The figurative language of Caitlin Moran…

Reading time: Just over 1 minute

I like to share interesting pieces of figurative language I encounter in my reading. I write today about a series of similes and metaphors from Caitlin Moran…

The Reuters Institute for the Study of Journalism calls Caitlin Moran (pictured above) the most influential British journalist on Twitter. Although this recognition sounds a tad oxymoronic to me (what level of journalism does Twitter actually require?) there is no question that Moran is a fine writer. She writes three columns a week for the British daily The Times and she is the author of six books.

I just finished reading How to Build a Girl and I was impressed not just by her storytelling ability, which is considerable, but also by her use of figurative language.

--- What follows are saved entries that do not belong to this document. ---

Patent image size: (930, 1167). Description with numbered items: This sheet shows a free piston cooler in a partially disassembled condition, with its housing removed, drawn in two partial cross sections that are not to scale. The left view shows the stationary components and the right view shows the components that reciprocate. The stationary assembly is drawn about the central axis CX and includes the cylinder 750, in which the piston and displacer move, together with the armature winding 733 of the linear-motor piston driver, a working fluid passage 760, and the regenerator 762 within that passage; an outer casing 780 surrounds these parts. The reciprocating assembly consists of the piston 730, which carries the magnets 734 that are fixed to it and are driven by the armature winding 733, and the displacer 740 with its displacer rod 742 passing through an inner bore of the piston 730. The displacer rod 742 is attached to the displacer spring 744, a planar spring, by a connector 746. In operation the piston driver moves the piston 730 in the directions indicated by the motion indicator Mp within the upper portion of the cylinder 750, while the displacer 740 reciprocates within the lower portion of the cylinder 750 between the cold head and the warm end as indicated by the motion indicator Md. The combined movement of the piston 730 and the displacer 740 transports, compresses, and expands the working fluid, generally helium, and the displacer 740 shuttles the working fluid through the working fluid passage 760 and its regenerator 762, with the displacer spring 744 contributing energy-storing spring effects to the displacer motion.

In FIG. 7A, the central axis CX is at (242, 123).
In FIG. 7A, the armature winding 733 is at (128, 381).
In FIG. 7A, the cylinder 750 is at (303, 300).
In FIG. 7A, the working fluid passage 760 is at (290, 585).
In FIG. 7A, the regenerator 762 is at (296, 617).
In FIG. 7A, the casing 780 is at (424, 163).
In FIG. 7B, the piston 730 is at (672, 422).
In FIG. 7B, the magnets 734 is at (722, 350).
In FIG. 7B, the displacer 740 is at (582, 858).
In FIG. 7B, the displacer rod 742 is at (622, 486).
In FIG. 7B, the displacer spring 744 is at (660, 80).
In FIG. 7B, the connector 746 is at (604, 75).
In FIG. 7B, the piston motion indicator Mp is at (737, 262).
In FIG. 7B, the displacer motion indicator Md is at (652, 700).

Warning: this coming-of-age-tale features lots of swearing and frank talk and won’t be to everyone’s taste.

  • Her sighs were so hard, and despairing, that they made the tinsel on the Christmas tree shimmer.
  • All my siblings were sliding out of the doors, like butter across a hot pan.
  • The city died on their [the older generation’s] watch, and there is a communal sense of misplaced culpability about it. This is what dying industrial cities smell of: guilt and fear. The older people silently apologizing to their children.
  • Tink and Tonk [two Siamese cats] come into the room and coil around my chair legs, like brown smoke.
  • Even with my freewheeling open-mindedness, I couldn’t fancy Dennis — a man whose earls looked like two long pieces of bacon.
  • What you are, as a teenager, is a small, silver, empty rocket. And you use loud music as fuel, and then the information in books as maps and coordinates, to tell you where you’re going.”
  • Planes cruise at 600 miles per hour…Planes have to become furious before they can fly. They kick the ground away, and punch into the clouds, screaming.
  • I think I cry for at least half an hour — the kind of crying that is like rain where it starts without warning, and violently, but eases off into sudden rainbows, and blackbirds calling out in gratitude as they sweep across wet lawns.
  • The arguments always end with Dad leaving the house to go to the Red Lion, where Johnny Jones gets him pissed— leaving Mum to shuffle and reshuffle the bills on the dresser, as if each contact with her hand might rub away at the total.
  • The buildings on the South Bank are pale grey, like dirty bridesmaids; women are in bright dresses, promenading to their next destination.
  • The room is a pigsty—empty cans and vodka bottles, ashtrays humped, Pompeii-like, with ash and dead stubs, and a broken wine bottle, the wine splashed over the stacked plates like blood.
  • Cynicism scours through a culture like bleach, wiping out millions of small, seedling ideas.